Babel
Babel

Film américain de Alejandro González Iñárritu

Avec Cate Blanchett, Gael Garcia Bernal, Brad Pitt, Kôji Yakusho, Adrianna Barraza


Festival de Cannes 2006 : Prix de la mise en scène


Par Esther Castagné
 
Sortie le 15-11-2006

Durée: 2h23

 

Chassés-croisés

Quatre histoires, autant de destinées. Iñarritu adopte encore une fois une narration déconstruite, décomposée, labyrinthique. Tout part d'un fusil d'une portée de plus de trente mètres.
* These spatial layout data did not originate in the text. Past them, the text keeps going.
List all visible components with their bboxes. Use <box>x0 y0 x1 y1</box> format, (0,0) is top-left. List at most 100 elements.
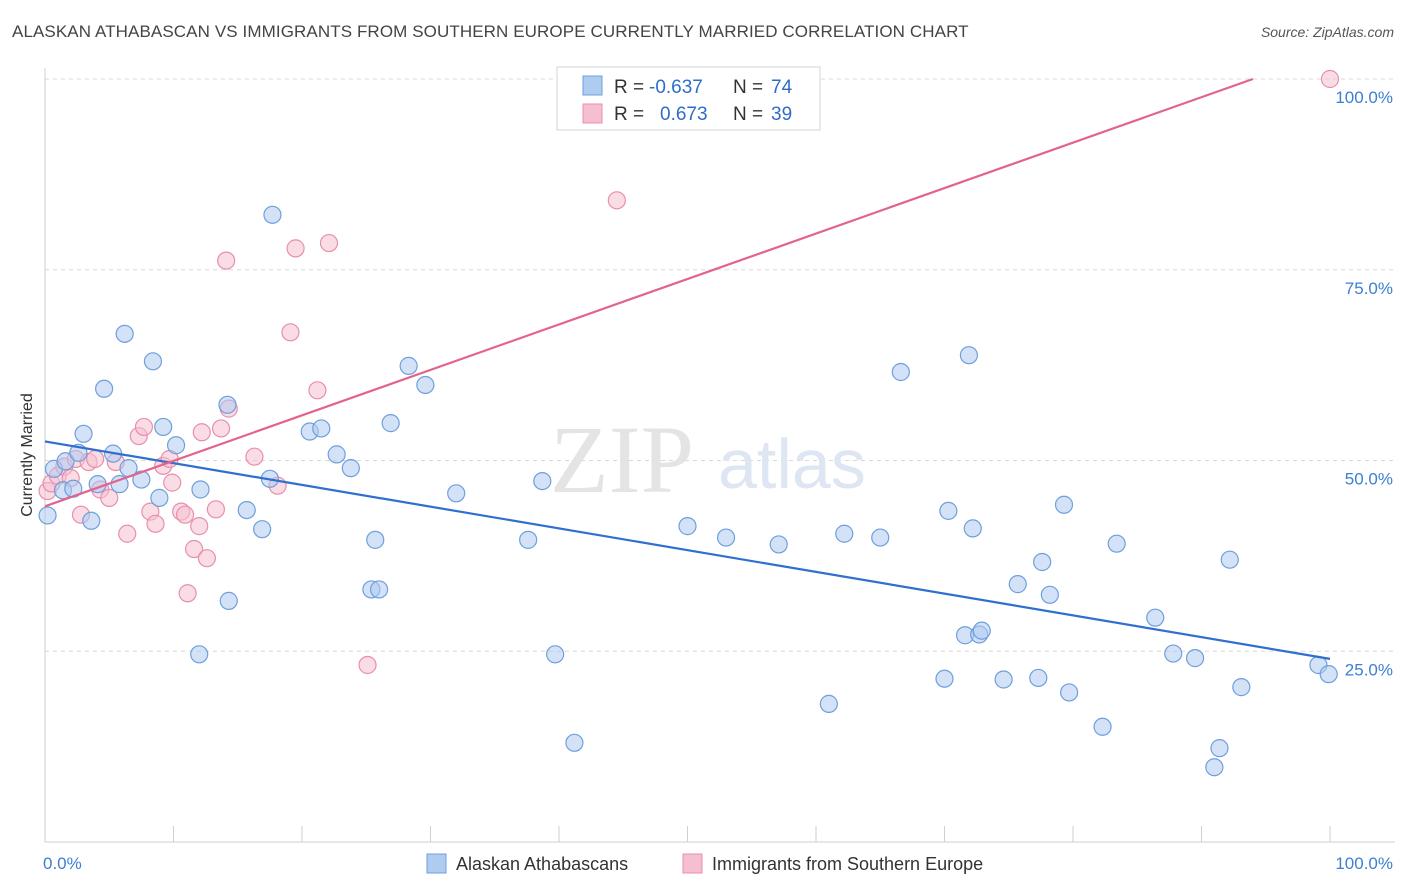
watermark-zip: ZIP <box>550 406 694 513</box>
blue-point-37 <box>447 484 466 503</box>
blue-point-38 <box>519 530 538 549</box>
pink-point-29 <box>217 251 236 270</box>
pink-series-points <box>38 69 1340 675</box>
x-tick-label-0: 0.0% <box>43 854 82 873</box>
pink-point-21 <box>175 505 195 524</box>
blue-point-21 <box>218 395 237 414</box>
pink-trend-line <box>44 77 1254 508</box>
blue-point-63 <box>1093 717 1112 736</box>
blue-point-60 <box>1040 585 1059 604</box>
blue-point-45 <box>819 694 838 713</box>
blue-point-29 <box>327 445 346 464</box>
blue-point-12 <box>115 324 134 343</box>
blue-point-47 <box>871 528 890 547</box>
x-tick-labels: 0.0% 100.0% <box>43 854 1393 873</box>
pink-point-10 <box>100 488 119 507</box>
blue-point-24 <box>253 520 272 539</box>
grid <box>45 78 1395 652</box>
pink-point-27 <box>206 500 226 519</box>
blue-point-36 <box>416 375 435 395</box>
pink-point-12 <box>118 524 137 543</box>
source-note: Source: ZipAtlas.com <box>1260 24 1394 40</box>
blue-point-30 <box>341 459 360 478</box>
legend-n-label-blue: N = <box>733 77 763 98</box>
pink-point-34 <box>286 239 305 258</box>
blue-point-59 <box>1033 552 1052 572</box>
blue-point-46 <box>835 524 854 543</box>
y-tick-labels: 25.0% 50.0% 75.0% 100.0% <box>1335 88 1393 679</box>
blue-series-points <box>38 205 1338 777</box>
legend-blue-swatch <box>582 75 603 96</box>
legend-n-label-pink: N = <box>733 104 763 125</box>
y-tick-label-2: 75.0% <box>1345 279 1393 298</box>
blue-point-28 <box>312 419 331 438</box>
blue-point-0 <box>38 506 57 525</box>
pink-point-23 <box>184 539 204 559</box>
blue-point-20 <box>191 480 210 499</box>
blue-point-68 <box>1205 758 1224 777</box>
pink-point-36 <box>319 233 339 253</box>
blue-point-41 <box>565 733 584 752</box>
legend-r-label-blue: R = <box>614 77 644 98</box>
pink-point-16 <box>146 514 165 533</box>
blue-point-62 <box>1060 683 1079 702</box>
y-tick-label-0: 25.0% <box>1345 660 1393 679</box>
watermark-atlas: atlas <box>718 425 866 503</box>
watermark: ZIP atlas <box>550 406 866 513</box>
blue-point-58 <box>1029 668 1048 688</box>
blue-point-33 <box>370 580 389 599</box>
legend-r-value-blue: -0.637 <box>649 77 703 98</box>
blue-point-43 <box>716 528 736 547</box>
pink-point-24 <box>190 517 209 536</box>
blue-point-7 <box>82 511 101 530</box>
blue-point-42 <box>678 517 697 536</box>
blue-point-70 <box>1220 550 1239 569</box>
blue-point-11 <box>110 475 129 494</box>
series-legend: Alaskan Athabascans Immigrants from Sout… <box>426 853 983 874</box>
blue-point-69 <box>1210 739 1229 758</box>
chart-title: ALASKAN ATHABASCAN VS IMMIGRANTS FROM SO… <box>12 22 969 41</box>
pink-point-28 <box>211 419 231 438</box>
blue-point-73 <box>1319 665 1338 684</box>
pink-point-35 <box>308 381 327 400</box>
blue-point-67 <box>1185 649 1205 668</box>
legend-r-label-pink: R = <box>614 104 644 125</box>
series-legend-pink-swatch <box>682 853 703 874</box>
blue-point-23 <box>237 500 256 520</box>
blue-point-53 <box>963 519 982 538</box>
blue-point-22 <box>219 591 238 610</box>
blue-point-32 <box>366 530 385 549</box>
series-legend-blue-label: Alaskan Athabascans <box>456 854 628 874</box>
blue-point-71 <box>1232 678 1251 697</box>
y-tick-label-1: 50.0% <box>1345 470 1393 489</box>
blue-point-56 <box>994 670 1013 689</box>
blue-point-49 <box>935 669 954 688</box>
trendlines <box>44 77 1331 660</box>
blue-point-48 <box>891 362 910 382</box>
blue-point-65 <box>1146 608 1165 627</box>
legend-r-value-pink: 0.673 <box>660 104 708 125</box>
pink-point-37 <box>358 655 377 675</box>
blue-point-40 <box>546 645 565 664</box>
pink-point-19 <box>163 473 182 492</box>
pink-point-26 <box>197 549 217 568</box>
blue-point-57 <box>1008 575 1027 594</box>
y-tick-label-3: 100.0% <box>1335 88 1393 107</box>
axes <box>44 68 1395 843</box>
pink-point-8 <box>86 449 105 469</box>
x-tick-label-1: 100.0% <box>1335 854 1393 873</box>
blue-point-9 <box>95 379 114 398</box>
blue-point-19 <box>190 645 209 664</box>
blue-point-35 <box>399 356 418 375</box>
legend-n-value-blue: 74 <box>771 77 793 98</box>
blue-point-16 <box>150 488 169 507</box>
blue-point-44 <box>769 535 788 554</box>
blue-point-52 <box>959 346 979 365</box>
blue-point-18 <box>166 436 186 455</box>
series-legend-blue-swatch <box>426 853 447 874</box>
blue-point-64 <box>1107 534 1126 553</box>
blue-point-55 <box>972 621 991 640</box>
blue-point-50 <box>939 501 958 520</box>
blue-trend-line <box>44 440 1331 660</box>
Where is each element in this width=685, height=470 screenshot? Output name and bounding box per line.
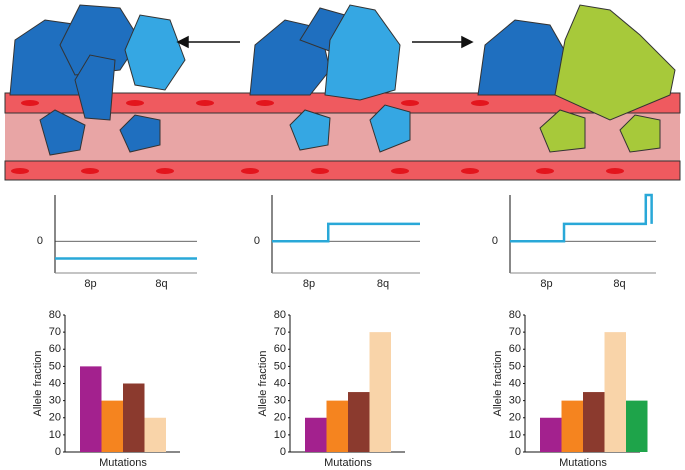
x-axis-label: Mutations	[324, 457, 372, 469]
bar	[144, 417, 166, 452]
bar	[305, 417, 327, 452]
bar	[369, 332, 391, 452]
y-tick-label: 60	[274, 343, 286, 355]
bar	[540, 417, 562, 452]
bar	[326, 400, 348, 452]
y-tick-label: 10	[509, 429, 521, 441]
y-tick-label: 60	[49, 343, 61, 355]
x-axis-label: Mutations	[559, 457, 607, 469]
y-tick-label: 50	[274, 360, 286, 372]
x-tick-label: 8q	[155, 278, 167, 290]
y-tick-label: 0	[280, 446, 286, 458]
y-tick-label: 70	[49, 326, 61, 338]
cells-left-light	[124, 14, 186, 91]
y-tick-label: 50	[509, 360, 521, 372]
y-tick-label: 40	[274, 377, 286, 389]
illustration	[4, 4, 681, 181]
bar	[123, 383, 145, 452]
bar	[626, 400, 648, 452]
x-axis-label: Mutations	[99, 457, 147, 469]
y-axis-label: Allele fraction	[257, 350, 269, 416]
y-axis-label: Allele fraction	[32, 350, 44, 416]
y-tick-label: 0	[515, 446, 521, 458]
bar	[101, 400, 123, 452]
arrows	[176, 35, 474, 49]
y-tick-label: 10	[49, 429, 61, 441]
x-tick-label: 8q	[377, 278, 389, 290]
y-tick-label: 80	[274, 309, 286, 321]
y-tick-label: 0	[254, 235, 260, 247]
bar	[561, 400, 583, 452]
bar	[583, 392, 605, 452]
y-tick-label: 0	[55, 446, 61, 458]
cells-left	[9, 4, 161, 156]
x-tick-label: 8p	[84, 278, 96, 290]
y-axis-label: Allele fraction	[492, 350, 504, 416]
y-tick-label: 80	[49, 309, 61, 321]
bar	[604, 332, 626, 452]
bar	[80, 366, 102, 452]
y-tick-label: 30	[274, 395, 286, 407]
cells-right	[477, 19, 571, 96]
y-tick-label: 20	[274, 412, 286, 424]
y-tick-label: 40	[509, 377, 521, 389]
bar	[348, 392, 370, 452]
y-tick-label: 40	[49, 377, 61, 389]
y-tick-label: 60	[509, 343, 521, 355]
y-tick-label: 0	[492, 235, 498, 247]
copy-number-line	[510, 193, 653, 243]
x-tick-label: 8q	[613, 278, 625, 290]
cells-middle-light	[289, 4, 411, 153]
x-tick-label: 8p	[540, 278, 552, 290]
vessel-wall	[4, 160, 681, 181]
x-tick-label: 8p	[303, 278, 315, 290]
y-tick-label: 70	[274, 326, 286, 338]
y-tick-label: 10	[274, 429, 286, 441]
y-tick-label: 20	[49, 412, 61, 424]
y-tick-label: 50	[49, 360, 61, 372]
y-tick-label: 20	[509, 412, 521, 424]
y-tick-label: 80	[509, 309, 521, 321]
copy-number-line	[272, 222, 420, 243]
y-tick-label: 0	[37, 235, 43, 247]
cells-right-green	[539, 4, 676, 153]
y-tick-label: 70	[509, 326, 521, 338]
y-tick-label: 30	[509, 395, 521, 407]
y-tick-label: 30	[49, 395, 61, 407]
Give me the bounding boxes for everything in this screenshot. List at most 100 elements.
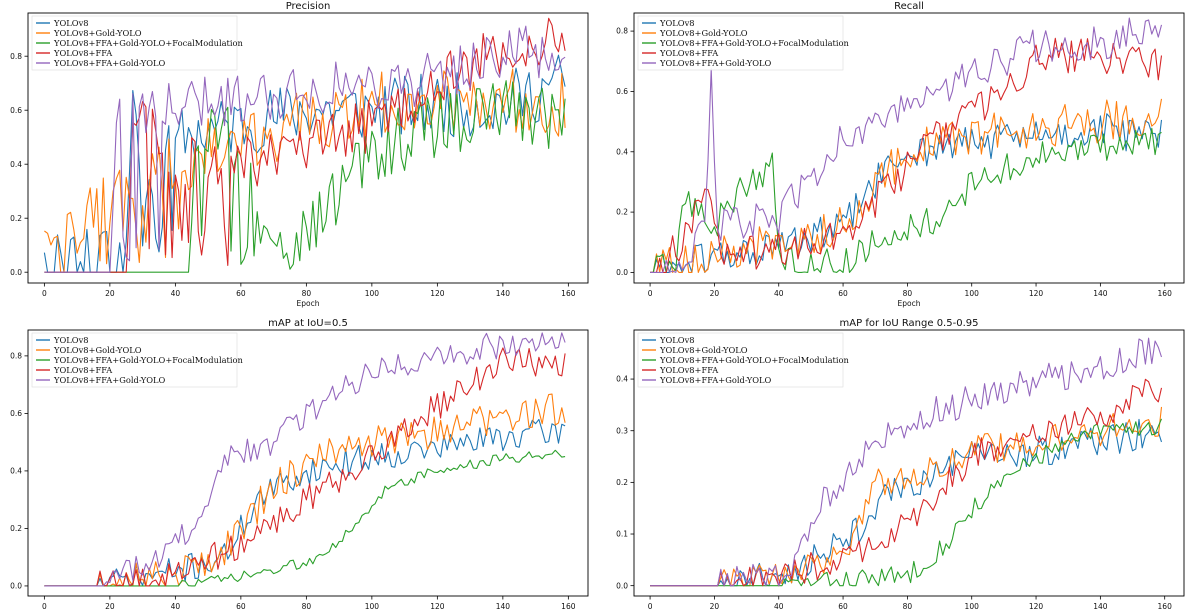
series-line-yolov8	[44, 418, 566, 587]
y-tick-label: 0.0	[616, 268, 628, 277]
x-tick-label: 140	[496, 289, 511, 298]
series-line-yolov8-ffa-gold-yolo	[650, 337, 1163, 587]
x-tick-label: 120	[1029, 289, 1044, 298]
x-axis-label: Epoch	[297, 299, 320, 308]
x-tick-label: 20	[710, 602, 720, 611]
y-tick-label: 0.6	[10, 106, 22, 115]
x-axis-label: Epoch	[898, 299, 921, 308]
legend-label: YOLOv8+FFA+Gold-YOLO	[659, 375, 772, 385]
chart-title: Precision	[286, 1, 331, 12]
x-tick-label: 80	[903, 289, 913, 298]
y-tick-label: 0.4	[616, 375, 628, 384]
chart-title: mAP for IoU Range 0.5-0.95	[840, 318, 979, 329]
x-tick-label: 80	[302, 289, 312, 298]
legend-label: YOLOv8+FFA+Gold-YOLO	[53, 58, 166, 68]
chart-panel-4: mAP for IoU Range 0.5-0.95 0 20 40 60 80 100 12…	[616, 318, 1185, 616]
x-tick-label: 0	[648, 289, 653, 298]
series-line-yolov8-ffa-gold-yolo-focalmodulation	[44, 80, 566, 273]
series-line-yolov8	[43, 54, 566, 273]
legend-label: YOLOv8+Gold-YOLO	[53, 28, 142, 38]
plot-frame	[633, 12, 1185, 284]
x-tick-label: 0	[648, 602, 653, 611]
series-line-yolov8-gold-yolo	[650, 406, 1163, 587]
x-tick-label: 100	[365, 289, 380, 298]
legend-label: YOLOv8+FFA	[53, 365, 113, 375]
y-tick-label: 0.6	[616, 87, 628, 96]
series-line-yolov8-ffa-gold-yolo-focalmodulation	[650, 127, 1162, 273]
series-group	[43, 17, 566, 273]
legend-label: YOLOv8	[53, 335, 89, 345]
x-tick-label: 60	[838, 602, 848, 611]
legend-label: YOLOv8+FFA	[659, 48, 719, 58]
x-tick-label: 100	[365, 602, 380, 611]
x-tick-label: 80	[903, 602, 913, 611]
x-tick-label: 160	[561, 289, 576, 298]
x-tick-label: 120	[1029, 602, 1044, 611]
x-tick-label: 60	[838, 289, 848, 298]
x-tick-label: 60	[236, 602, 246, 611]
y-tick-label: 0.4	[10, 160, 22, 169]
legend-label: YOLOv8+FFA	[53, 48, 113, 58]
y-tick-label: 0.8	[10, 351, 22, 360]
y-tick-label: 0.2	[616, 208, 628, 217]
legend-label: YOLOv8+FFA+Gold-YOLO+FocalModulation	[53, 355, 244, 365]
series-line-yolov8-ffa	[650, 378, 1163, 587]
series-line-yolov8	[650, 418, 1163, 587]
y-tick-label: 0.0	[10, 268, 22, 277]
x-tick-label: 60	[236, 289, 246, 298]
x-tick-label: 160	[561, 602, 576, 611]
legend-label: YOLOv8+FFA+Gold-YOLO	[659, 58, 772, 68]
chart-title: mAP at IoU=0.5	[268, 318, 348, 329]
x-tick-label: 160	[1158, 289, 1173, 298]
series-line-yolov8-ffa-gold-yolo-focalmodulation	[44, 449, 566, 587]
series-line-yolov8-gold-yolo	[44, 393, 566, 587]
chart-panel-1: Precision 0 20 40 60 80 100 120 140 160 0.0 0.2 0.4 0…	[10, 1, 589, 308]
x-tick-label: 80	[302, 602, 312, 611]
x-tick-label: 40	[774, 289, 784, 298]
x-tick-label: 100	[965, 602, 980, 611]
x-tick-label: 40	[171, 602, 181, 611]
series-group	[44, 332, 566, 587]
legend-label: YOLOv8+FFA	[659, 365, 719, 375]
legend-label: YOLOv8+Gold-YOLO	[659, 28, 748, 38]
x-tick-label: 0	[42, 602, 47, 611]
x-tick-label: 140	[1093, 289, 1108, 298]
series-line-yolov8-ffa-gold-yolo	[44, 25, 566, 273]
x-tick-label: 140	[1093, 602, 1108, 611]
y-tick-label: 0.2	[10, 214, 22, 223]
legend-label: YOLOv8	[659, 335, 695, 345]
legend-label: YOLOv8	[53, 18, 89, 28]
series-group	[650, 337, 1163, 587]
series-line-yolov8-ffa	[44, 347, 566, 587]
y-tick-label: 0.2	[616, 478, 628, 487]
x-tick-label: 100	[965, 289, 980, 298]
legend-label: YOLOv8+FFA+Gold-YOLO+FocalModulation	[659, 355, 850, 365]
x-tick-label: 120	[430, 289, 445, 298]
y-tick-label: 0.0	[616, 581, 628, 590]
x-tick-label: 120	[430, 602, 445, 611]
legend-label: YOLOv8+FFA+Gold-YOLO+FocalModulation	[659, 38, 850, 48]
legend: YOLOv8YOLOv8+Gold-YOLOYOLOv8+FFA+Gold-YO…	[31, 15, 244, 71]
legend-label: YOLOv8+FFA+Gold-YOLO+FocalModulation	[53, 38, 244, 48]
x-tick-label: 40	[774, 602, 784, 611]
series-line-yolov8-gold-yolo	[44, 68, 566, 273]
series-line-yolov8-ffa	[650, 37, 1163, 273]
y-tick-label: 0.8	[616, 27, 628, 36]
legend: YOLOv8YOLOv8+Gold-YOLOYOLOv8+FFA+Gold-YO…	[31, 332, 244, 388]
legend: YOLOv8YOLOv8+Gold-YOLOYOLOv8+FFA+Gold-YO…	[637, 332, 850, 388]
legend-box	[637, 332, 844, 388]
y-tick-label: 0.6	[10, 409, 22, 418]
x-tick-label: 0	[42, 289, 47, 298]
x-tick-label: 160	[1158, 602, 1173, 611]
legend-label: YOLOv8+FFA+Gold-YOLO	[53, 375, 166, 385]
series-line-yolov8-ffa-gold-yolo-focalmodulation	[650, 418, 1163, 587]
plot-frame	[633, 329, 1185, 597]
x-tick-label: 20	[710, 289, 720, 298]
y-tick-label: 0.4	[616, 147, 628, 156]
series-line-yolov8-ffa-gold-yolo	[44, 332, 566, 587]
y-tick-label: 0.1	[616, 530, 628, 539]
x-tick-label: 40	[171, 289, 181, 298]
series-group	[650, 17, 1163, 273]
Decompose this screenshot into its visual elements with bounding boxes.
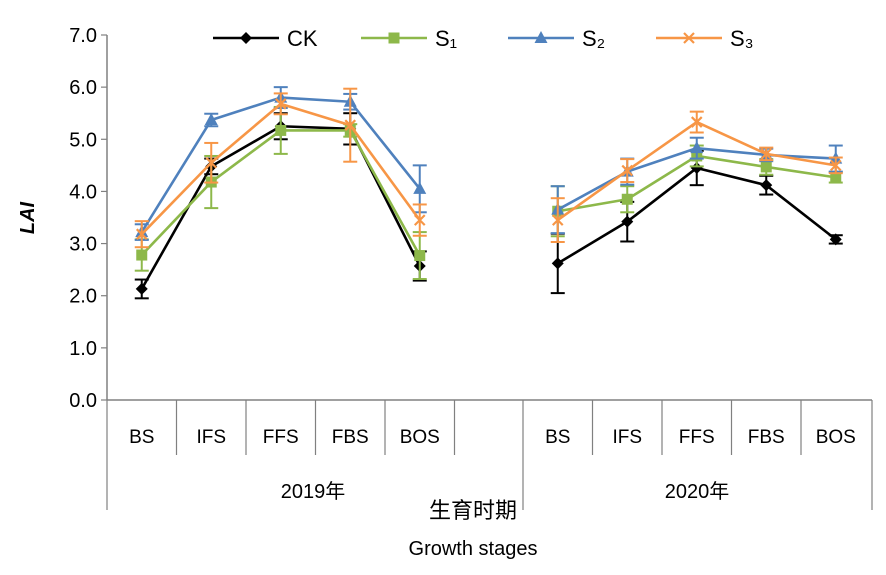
data-point <box>760 161 772 173</box>
data-point <box>829 233 842 246</box>
x-tick-label: IFS <box>612 427 642 448</box>
x-axis-label-en: Growth stages <box>409 538 538 560</box>
x-tick-label: BOS <box>816 427 856 448</box>
data-point <box>621 193 633 205</box>
x-tick-label: BS <box>545 427 570 448</box>
y-axis-label: LAI <box>17 201 39 234</box>
data-point <box>829 159 842 172</box>
x-axis-categories: BS IFS FFS FBS BOS BS IFS FFS FBS BOS <box>129 427 856 448</box>
data-point <box>414 250 426 262</box>
x-tick-label: IFS <box>196 427 226 448</box>
x-tick-label: BS <box>129 427 154 448</box>
data-point <box>551 214 564 226</box>
y-tick-label: 6.0 <box>69 77 97 99</box>
series <box>134 87 843 249</box>
plot-area <box>134 86 843 300</box>
y-axis-ticks: 0.0 1.0 2.0 3.0 4.0 5.0 6.0 7.0 <box>69 25 107 412</box>
data-point <box>240 32 252 44</box>
y-tick-label: 1.0 <box>69 338 97 360</box>
data-point <box>690 161 703 174</box>
data-point <box>551 257 564 270</box>
data-point <box>413 181 427 194</box>
legend: CK S₁ S₂ S₃ <box>213 26 754 51</box>
x-tick-label: FFS <box>679 427 715 448</box>
data-point <box>760 179 773 192</box>
data-point <box>690 116 703 128</box>
series <box>134 105 843 281</box>
data-point <box>621 215 634 228</box>
data-point <box>683 32 695 44</box>
legend-label: S₃ <box>730 26 754 51</box>
y-tick-label: 2.0 <box>69 286 97 308</box>
data-point <box>205 156 218 169</box>
x-tick-label: FFS <box>263 427 299 448</box>
data-point <box>760 148 773 160</box>
y-tick-label: 7.0 <box>69 25 97 47</box>
data-point <box>136 249 148 261</box>
data-point <box>204 112 218 125</box>
data-point <box>690 141 704 154</box>
data-point <box>830 171 842 183</box>
x-tick-label: FBS <box>748 427 785 448</box>
group-label-2020: 2020年 <box>665 480 730 503</box>
x-tick-label: BOS <box>400 427 440 448</box>
data-point <box>534 31 548 43</box>
data-point <box>274 98 287 110</box>
legend-label: S₂ <box>582 26 605 51</box>
y-tick-label: 4.0 <box>69 181 97 203</box>
data-point <box>621 164 634 177</box>
data-point <box>275 124 287 136</box>
group-label-2019: 2019年 <box>281 480 346 503</box>
data-point <box>135 228 148 240</box>
y-tick-label: 5.0 <box>69 129 97 151</box>
data-point <box>388 32 400 44</box>
data-point <box>413 214 426 226</box>
data-point <box>135 282 148 295</box>
legend-label: CK <box>287 26 318 51</box>
x-tick-label: FBS <box>332 427 369 448</box>
legend-label: S₁ <box>435 26 457 51</box>
axes <box>106 35 873 510</box>
y-tick-label: 0.0 <box>69 390 97 412</box>
data-point <box>344 119 357 131</box>
y-tick-label: 3.0 <box>69 234 97 256</box>
x-axis-label-cn: 生育时期 <box>429 498 517 523</box>
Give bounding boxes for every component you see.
Au nom d'un japonais amateur de safari, ce fusil se retrouve entre les mains de deux jeunes frères marocains qui, imprudemment, évaluent sa portée sur un bus touristique et blessent une Américaine en voyage avec son mari ; le couple ne pouvant rentrer immédiatement aux états-Unis ne peut pas non plus donner congé à la nourrice mexicaine immigrée clandestine qui garde leurs enfants mais qui doit rentrer chez elle marier son fils. Elle décide donc d'emmener les enfants avec elle.
Bien entendu, tous ces équilibres instables attendent le moindre prétexte pour déraper et provoquer le drame.

Rien de nouveau, dès Amours chiennes (1999), Iñarritu a toujours privilégié cette narration décousue et fragmentée. Il n'est pas étonnant que pour sa troisième (et dernière ?) collaboration avec son scénariste de toujours, Guillermo Arriaga, il adopte une fois encore cet assemblement de pièces de puzzle. Les diverses histoires s'éclairent petit à petit en même temps qu'elles se recoupent les unes les autres.
Mais si cette technique semblait avoir atteint un réel accomplissement dans 21 grammes, on regrette un peu que le cinéaste joue presque uniquement ici sur ces prouesses 'narrativo-techniques' au détriment d'un scénario un peu maigre. La maîtrise de l'image, de la construction atemporelle et multi-spatiale, le jeu de
miroirs établi entre l'incapacité à communiquer du monde moderne, ce monde dit 'de la communication', et l'incommunicabilité qui naît simplement de la multiplicité des langues et des langages (d'où le titre, Babel, en référence au mythe biblique), tout cela est brillant, fascinant même, d'un point de vue stylistique.
Mais au delà de cette stylisation extrême, que reste-t-il ? Des personnages qui, à l'exception de la nourrice mexicaine, ont du mal à exister et à s'imposer. Pourtant les acteurs sont compétents, pourtant leurs rôles et leurs relations ne sont pas dénuées d'intérêt.
Cela n'empêche qu'Iñarritu se contente d'ébaucher ces figures, ces pions dans un monde de réseaux, de connexions et d'interconnexions auquel on ne peut échapper sans jamais avoir l'impression d'y avoir sa place. Terrifiant.